Houston carried the ball 10 times for 44 yards, including a three-yard touchdown that opened up the day's scoring.

* Converted guard Aaron Stahl has lined up with the first team at center for all of the spring, while Lowell Dyer, who started six games at center last fall, has worked with the back-ups. However, Davis says there is by no means a clear cut starting center.

"There's a good battle going on," Davis said. "We gave Aaron Stahl the first opportunity, because we had an opportunity to look at Lowell Dyer last year when Scott Lenehan was out... We just wanted to experiment and find out if there would be a dramatic upgrade in the center position if he was that guy.

"We'll look at the film today and look at it in the big picture of what transpired during the spring and say ‘Ok, what is the best five guys that can break that huddle.' And then we'll re-line them up if we have to in the fall."

* The rest of the offensive line appears to be set, at least until fall practice begins and injured players and incoming freshmen join the fray. The first group includes (left to right) sophomore Mike Ingersoll, senior Bryon Bishop, senior Calvin Darity, and senior Garrett Reynolds. The second team is red-shirt freshman Carl Gaskins, sophomore Alan Pelc, red-shirt freshman Mike Dykes, and sophomore Morgan Randall.

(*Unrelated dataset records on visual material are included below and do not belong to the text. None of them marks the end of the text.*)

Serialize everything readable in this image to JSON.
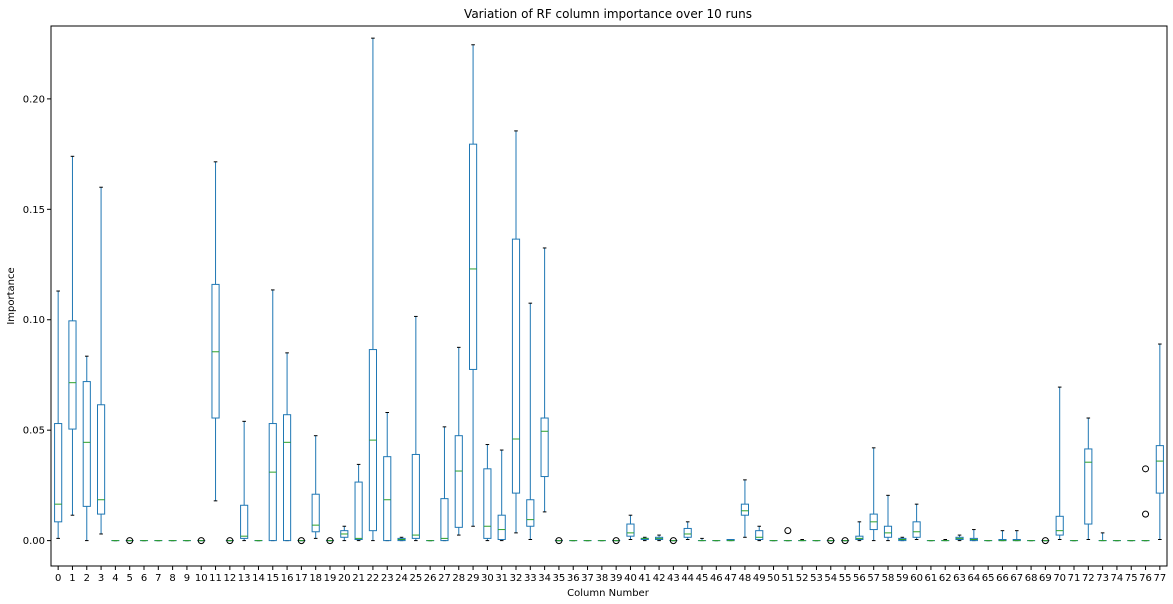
{
  "chart_data": {
    "type": "box",
    "title": "Variation of RF column importance over 10 runs",
    "xlabel": "Column Number",
    "ylabel": "Importance",
    "ylim": [
      -0.0115,
      0.233
    ],
    "yticks": [
      0.0,
      0.05,
      0.1,
      0.15,
      0.2
    ],
    "ytick_labels": [
      "0.00",
      "0.05",
      "0.10",
      "0.15",
      "0.20"
    ],
    "grid": false,
    "colors": {
      "box": "#1f77b4",
      "median": "#2ca02c",
      "outlier": "#000000"
    },
    "categories": [
      "0",
      "1",
      "2",
      "3",
      "4",
      "5",
      "6",
      "7",
      "8",
      "9",
      "10",
      "11",
      "12",
      "13",
      "14",
      "15",
      "16",
      "17",
      "18",
      "19",
      "20",
      "21",
      "22",
      "23",
      "24",
      "25",
      "26",
      "27",
      "28",
      "29",
      "30",
      "31",
      "32",
      "33",
      "34",
      "35",
      "36",
      "37",
      "38",
      "39",
      "40",
      "41",
      "42",
      "43",
      "44",
      "45",
      "46",
      "47",
      "48",
      "49",
      "50",
      "51",
      "52",
      "53",
      "54",
      "55",
      "56",
      "57",
      "58",
      "59",
      "60",
      "61",
      "62",
      "63",
      "64",
      "65",
      "66",
      "67",
      "68",
      "69",
      "70",
      "71",
      "72",
      "73",
      "74",
      "75",
      "76",
      "77"
    ],
    "boxes": [
      {
        "min": 0.001,
        "q1": 0.0085,
        "med": 0.0165,
        "q3": 0.053,
        "max": 0.113,
        "fliers": []
      },
      {
        "min": 0.0115,
        "q1": 0.0505,
        "med": 0.0715,
        "q3": 0.0995,
        "max": 0.174,
        "fliers": []
      },
      {
        "min": 0.0,
        "q1": 0.0155,
        "med": 0.0445,
        "q3": 0.072,
        "max": 0.0835,
        "fliers": []
      },
      {
        "min": 0.003,
        "q1": 0.012,
        "med": 0.0185,
        "q3": 0.0615,
        "max": 0.16,
        "fliers": []
      },
      {
        "min": 0.0,
        "q1": 0.0,
        "med": 0.0,
        "q3": 0.0,
        "max": 0.0,
        "fliers": []
      },
      {
        "min": 0.0,
        "q1": 0.0,
        "med": 0.0,
        "q3": 0.0,
        "max": 0.0,
        "fliers": [
          0.0
        ]
      },
      {
        "min": 0.0,
        "q1": 0.0,
        "med": 0.0,
        "q3": 0.0,
        "max": 0.0,
        "fliers": []
      },
      {
        "min": 0.0,
        "q1": 0.0,
        "med": 0.0,
        "q3": 0.0,
        "max": 0.0,
        "fliers": []
      },
      {
        "min": 0.0,
        "q1": 0.0,
        "med": 0.0,
        "q3": 0.0,
        "max": 0.0,
        "fliers": []
      },
      {
        "min": 0.0,
        "q1": 0.0,
        "med": 0.0,
        "q3": 0.0,
        "max": 0.0,
        "fliers": []
      },
      {
        "min": 0.0,
        "q1": 0.0,
        "med": 0.0,
        "q3": 0.0,
        "max": 0.0,
        "fliers": [
          0.0
        ]
      },
      {
        "min": 0.018,
        "q1": 0.0555,
        "med": 0.0855,
        "q3": 0.116,
        "max": 0.1715,
        "fliers": []
      },
      {
        "min": 0.0,
        "q1": 0.0,
        "med": 0.0,
        "q3": 0.0,
        "max": 0.0,
        "fliers": [
          0.0
        ]
      },
      {
        "min": 0.0,
        "q1": 0.001,
        "med": 0.002,
        "q3": 0.016,
        "max": 0.054,
        "fliers": []
      },
      {
        "min": 0.0,
        "q1": 0.0,
        "med": 0.0,
        "q3": 0.0,
        "max": 0.0,
        "fliers": []
      },
      {
        "min": 0.0,
        "q1": 0.0,
        "med": 0.031,
        "q3": 0.053,
        "max": 0.1135,
        "fliers": []
      },
      {
        "min": 0.0,
        "q1": 0.0,
        "med": 0.0445,
        "q3": 0.057,
        "max": 0.085,
        "fliers": []
      },
      {
        "min": 0.0,
        "q1": 0.0,
        "med": 0.0,
        "q3": 0.0,
        "max": 0.0,
        "fliers": [
          0.0
        ]
      },
      {
        "min": 0.001,
        "q1": 0.004,
        "med": 0.007,
        "q3": 0.021,
        "max": 0.0475,
        "fliers": []
      },
      {
        "min": 0.0,
        "q1": 0.0,
        "med": 0.0,
        "q3": 0.0,
        "max": 0.0,
        "fliers": [
          0.0
        ]
      },
      {
        "min": 0.0,
        "q1": 0.0015,
        "med": 0.003,
        "q3": 0.0045,
        "max": 0.0065,
        "fliers": []
      },
      {
        "min": 0.0,
        "q1": 0.0005,
        "med": 0.001,
        "q3": 0.0265,
        "max": 0.0345,
        "fliers": []
      },
      {
        "min": 0.0,
        "q1": 0.0045,
        "med": 0.0455,
        "q3": 0.0865,
        "max": 0.2275,
        "fliers": []
      },
      {
        "min": 0.0,
        "q1": 0.0,
        "med": 0.0185,
        "q3": 0.038,
        "max": 0.058,
        "fliers": []
      },
      {
        "min": 0.0,
        "q1": 0.0,
        "med": 0.0005,
        "q3": 0.001,
        "max": 0.0015,
        "fliers": []
      },
      {
        "min": 0.0,
        "q1": 0.001,
        "med": 0.0025,
        "q3": 0.039,
        "max": 0.1015,
        "fliers": []
      },
      {
        "min": 0.0,
        "q1": 0.0,
        "med": 0.0,
        "q3": 0.0,
        "max": 0.0,
        "fliers": []
      },
      {
        "min": 0.0,
        "q1": 0.0,
        "med": 0.001,
        "q3": 0.019,
        "max": 0.0515,
        "fliers": []
      },
      {
        "min": 0.0025,
        "q1": 0.006,
        "med": 0.0315,
        "q3": 0.0475,
        "max": 0.0875,
        "fliers": []
      },
      {
        "min": 0.0065,
        "q1": 0.0775,
        "med": 0.123,
        "q3": 0.1795,
        "max": 0.2245,
        "fliers": []
      },
      {
        "min": 0.0,
        "q1": 0.001,
        "med": 0.0065,
        "q3": 0.0325,
        "max": 0.0435,
        "fliers": []
      },
      {
        "min": 0.0,
        "q1": 0.0005,
        "med": 0.005,
        "q3": 0.0115,
        "max": 0.041,
        "fliers": []
      },
      {
        "min": 0.0035,
        "q1": 0.0215,
        "med": 0.046,
        "q3": 0.1365,
        "max": 0.1855,
        "fliers": []
      },
      {
        "min": 0.0005,
        "q1": 0.0065,
        "med": 0.0095,
        "q3": 0.0185,
        "max": 0.1075,
        "fliers": []
      },
      {
        "min": 0.013,
        "q1": 0.029,
        "med": 0.0495,
        "q3": 0.0555,
        "max": 0.1325,
        "fliers": []
      },
      {
        "min": 0.0,
        "q1": 0.0,
        "med": 0.0,
        "q3": 0.0,
        "max": 0.0,
        "fliers": [
          0.0
        ]
      },
      {
        "min": 0.0,
        "q1": 0.0,
        "med": 0.0,
        "q3": 0.0,
        "max": 0.0,
        "fliers": []
      },
      {
        "min": 0.0,
        "q1": 0.0,
        "med": 0.0,
        "q3": 0.0,
        "max": 0.0,
        "fliers": []
      },
      {
        "min": 0.0,
        "q1": 0.0,
        "med": 0.0,
        "q3": 0.0,
        "max": 0.0,
        "fliers": []
      },
      {
        "min": 0.0,
        "q1": 0.0,
        "med": 0.0,
        "q3": 0.0,
        "max": 0.0,
        "fliers": [
          0.0
        ]
      },
      {
        "min": 0.0005,
        "q1": 0.002,
        "med": 0.0035,
        "q3": 0.0075,
        "max": 0.0115,
        "fliers": []
      },
      {
        "min": 0.0,
        "q1": 0.0005,
        "med": 0.001,
        "q3": 0.001,
        "max": 0.0015,
        "fliers": []
      },
      {
        "min": 0.0,
        "q1": 0.0005,
        "med": 0.001,
        "q3": 0.0015,
        "max": 0.0025,
        "fliers": []
      },
      {
        "min": 0.0,
        "q1": 0.0,
        "med": 0.0,
        "q3": 0.0,
        "max": 0.0,
        "fliers": [
          0.0
        ]
      },
      {
        "min": 0.0005,
        "q1": 0.0015,
        "med": 0.003,
        "q3": 0.0055,
        "max": 0.0085,
        "fliers": []
      },
      {
        "min": 0.0,
        "q1": 0.0,
        "med": 0.0,
        "q3": 0.0,
        "max": 0.001,
        "fliers": []
      },
      {
        "min": 0.0,
        "q1": 0.0,
        "med": 0.0,
        "q3": 0.0,
        "max": 0.0,
        "fliers": []
      },
      {
        "min": 0.0,
        "q1": 0.0,
        "med": 0.0,
        "q3": 0.0005,
        "max": 0.0005,
        "fliers": []
      },
      {
        "min": 0.0015,
        "q1": 0.0115,
        "med": 0.0135,
        "q3": 0.0165,
        "max": 0.0275,
        "fliers": []
      },
      {
        "min": 0.0,
        "q1": 0.0005,
        "med": 0.0015,
        "q3": 0.0045,
        "max": 0.0065,
        "fliers": []
      },
      {
        "min": 0.0,
        "q1": 0.0,
        "med": 0.0,
        "q3": 0.0,
        "max": 0.0,
        "fliers": []
      },
      {
        "min": 0.0,
        "q1": 0.0,
        "med": 0.0,
        "q3": 0.0,
        "max": 0.0,
        "fliers": [
          0.0045
        ]
      },
      {
        "min": 0.0,
        "q1": 0.0,
        "med": 0.0,
        "q3": 0.0,
        "max": 0.0005,
        "fliers": []
      },
      {
        "min": 0.0,
        "q1": 0.0,
        "med": 0.0,
        "q3": 0.0,
        "max": 0.0,
        "fliers": []
      },
      {
        "min": 0.0,
        "q1": 0.0,
        "med": 0.0,
        "q3": 0.0,
        "max": 0.0,
        "fliers": [
          0.0
        ]
      },
      {
        "min": 0.0,
        "q1": 0.0,
        "med": 0.0,
        "q3": 0.0,
        "max": 0.0,
        "fliers": [
          0.0
        ]
      },
      {
        "min": 0.0,
        "q1": 0.0005,
        "med": 0.001,
        "q3": 0.002,
        "max": 0.0085,
        "fliers": []
      },
      {
        "min": 0.0,
        "q1": 0.005,
        "med": 0.0085,
        "q3": 0.012,
        "max": 0.042,
        "fliers": []
      },
      {
        "min": 0.0,
        "q1": 0.0015,
        "med": 0.0035,
        "q3": 0.0065,
        "max": 0.0205,
        "fliers": []
      },
      {
        "min": 0.0,
        "q1": 0.0,
        "med": 0.0005,
        "q3": 0.001,
        "max": 0.0015,
        "fliers": []
      },
      {
        "min": 0.0005,
        "q1": 0.0015,
        "med": 0.004,
        "q3": 0.0085,
        "max": 0.0165,
        "fliers": []
      },
      {
        "min": 0.0,
        "q1": 0.0,
        "med": 0.0,
        "q3": 0.0,
        "max": 0.0,
        "fliers": []
      },
      {
        "min": 0.0,
        "q1": 0.0,
        "med": 0.0,
        "q3": 0.0,
        "max": 0.0005,
        "fliers": []
      },
      {
        "min": 0.0,
        "q1": 0.0005,
        "med": 0.001,
        "q3": 0.0015,
        "max": 0.0025,
        "fliers": []
      },
      {
        "min": 0.0,
        "q1": 0.0,
        "med": 0.0005,
        "q3": 0.001,
        "max": 0.005,
        "fliers": []
      },
      {
        "min": 0.0,
        "q1": 0.0,
        "med": 0.0,
        "q3": 0.0,
        "max": 0.0,
        "fliers": []
      },
      {
        "min": 0.0,
        "q1": 0.0,
        "med": 0.0,
        "q3": 0.0005,
        "max": 0.0045,
        "fliers": []
      },
      {
        "min": 0.0,
        "q1": 0.0,
        "med": 0.0,
        "q3": 0.0005,
        "max": 0.0045,
        "fliers": []
      },
      {
        "min": 0.0,
        "q1": 0.0,
        "med": 0.0,
        "q3": 0.0,
        "max": 0.0,
        "fliers": []
      },
      {
        "min": 0.0,
        "q1": 0.0,
        "med": 0.0,
        "q3": 0.0,
        "max": 0.0,
        "fliers": [
          0.0
        ]
      },
      {
        "min": 0.0005,
        "q1": 0.0025,
        "med": 0.0045,
        "q3": 0.011,
        "max": 0.0695,
        "fliers": []
      },
      {
        "min": 0.0,
        "q1": 0.0,
        "med": 0.0,
        "q3": 0.0,
        "max": 0.0,
        "fliers": []
      },
      {
        "min": 0.0005,
        "q1": 0.0075,
        "med": 0.0355,
        "q3": 0.0415,
        "max": 0.0555,
        "fliers": []
      },
      {
        "min": 0.0,
        "q1": 0.0,
        "med": 0.0,
        "q3": 0.0,
        "max": 0.0035,
        "fliers": []
      },
      {
        "min": 0.0,
        "q1": 0.0,
        "med": 0.0,
        "q3": 0.0,
        "max": 0.0,
        "fliers": []
      },
      {
        "min": 0.0,
        "q1": 0.0,
        "med": 0.0,
        "q3": 0.0,
        "max": 0.0,
        "fliers": []
      },
      {
        "min": 0.0,
        "q1": 0.0,
        "med": 0.0,
        "q3": 0.0,
        "max": 0.0,
        "fliers": [
          0.012,
          0.0325
        ]
      },
      {
        "min": 0.0005,
        "q1": 0.0215,
        "med": 0.036,
        "q3": 0.043,
        "max": 0.089,
        "fliers": []
      }
    ]
  }
}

* UNC was able to end the spring game without any major injuries. Sophomore tight end B.J. Phillips and red-shirt freshman offensive guard Mike Dykes both sustained ankle sprains.

* T.J. Yates didn't play in the Spring Game, but threw in practice for the first time today since having surgery on his shoulder back in November.

Davis doesn't believe Yates missing the entire spring will be an issue.

"I don't think it's absolutely devastating that he [doesn't practice], because I think that he grew mentally [during this spring]," Davis said. "… He knew that he couldn't take the actual physical reps, so he really challenged himself mentally. Trust me, every drill that we had if you would pan the screen out you'd see T.J. over in the corner going ‘Read one, read two, read three,' as if he was actually in the play."

Heading into fall practice, the starting quarterback job will be Yates' to lose.

"If T.J. is 100-percent healthy the very first day of practice, he is the heir apparent," Davis said. "It is his job, but as I've told all the players on our football team there is no job that is unapproachable."

* UNC will hold its final scrimmage of the spring Tuesday.

"We saved [the last practice] on purpose to so that we can come back and evaluate today's practice," Davis said.